Professional Etiquette

[J Fitzjames Stephen]




Medical Practitioners, Professionalization, Boundary Formation, Quackery, Government, Colleges, Scientific Practitioners, Institutions, Patronage

    Objects to the large 'amount of hypocrisy' involved in maintaining the particular principles of etiquette observed by the different gentlemanly professions (104). A physician, for instance, will assist a man who has treated himself successfully with 'certain unrecognized remedies', but will nevertheless entreat the patient, 'don't tell of me, for the remedy, which, as you say, has got it out, is not recognized by the profession' (101). While the 'medical profession is, in its essence, entirely independent of all the variable parts of human affairs' and 'discharges the same functions, under analogous conditions, in every part of the world [...] it still has a considerable connection with the Government'. Indeed, the 'qualifications of medical men are ascertained by law, and bodies like the College of Physicians and Surgeons, and Apothecaries' Hall, have a corporate existence and corresponding legal powers'. (102) Comments that, unlike law and medicine, 'Science, on the other hand, cannot, except in particular instances, be pursued as a regular occupation, unless those who pursue it are provided for by endowments, such as professorships, museums, or lectureships at scientific institutions' (103).
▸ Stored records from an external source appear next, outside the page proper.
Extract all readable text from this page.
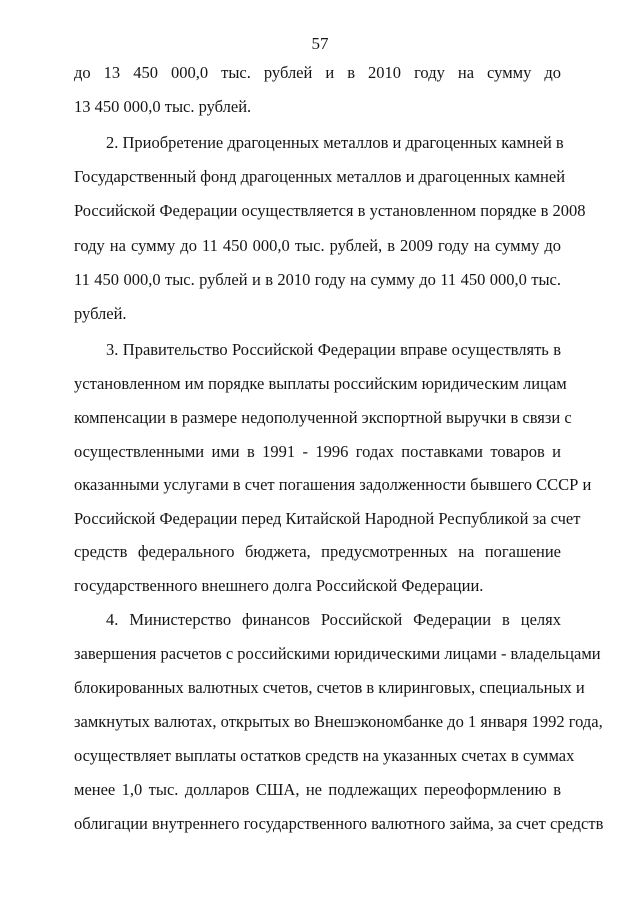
57
до 13 450 000,0 тыс. рублей и в 2010 году на сумму до
13 450 000,0 тыс. рублей.
2. Приобретение драгоценных металлов и драгоценных камней в
Государственный фонд драгоценных металлов и драгоценных камней
Российской Федерации осуществляется в установленном порядке в 2008
году на сумму до 11 450 000,0 тыс. рублей, в 2009 году на сумму до
11 450 000,0 тыс. рублей и в 2010 году на сумму до 11 450 000,0 тыс.
рублей.
3. Правительство Российской Федерации вправе осуществлять в
установленном им порядке выплаты российским юридическим лицам
компенсации в размере недополученной экспортной выручки в связи с
осуществленными ими в 1991 - 1996 годах поставками товаров и
оказанными услугами в счет погашения задолженности бывшего СССР и
Российской Федерации перед Китайской Народной Республикой за счет
средств федерального бюджета, предусмотренных на погашение
государственного внешнего долга Российской Федерации.
4. Министерство финансов Российской Федерации в целях
завершения расчетов с российскими юридическими лицами - владельцами
блокированных валютных счетов, счетов в клиринговых, специальных и
замкнутых валютах, открытых во Внешэкономбанке до 1 января 1992 года,
осуществляет выплаты остатков средств на указанных счетах в суммах
менее 1,0 тыс. долларов США, не подлежащих переоформлению в
облигации внутреннего государственного валютного займа, за счет средств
Notes that it is among younger members of the medical and legal professions, desperate to get on in their careers, that the rules of etiquette are 'most frequently disregarded, and [...] cause the greatest amount of hypocrisy' (104). While the 'long list of idlers at the bar increases and multiplies', to 'be a doctor requires special tastes' and is not a suitable career for every wealthy young man (107).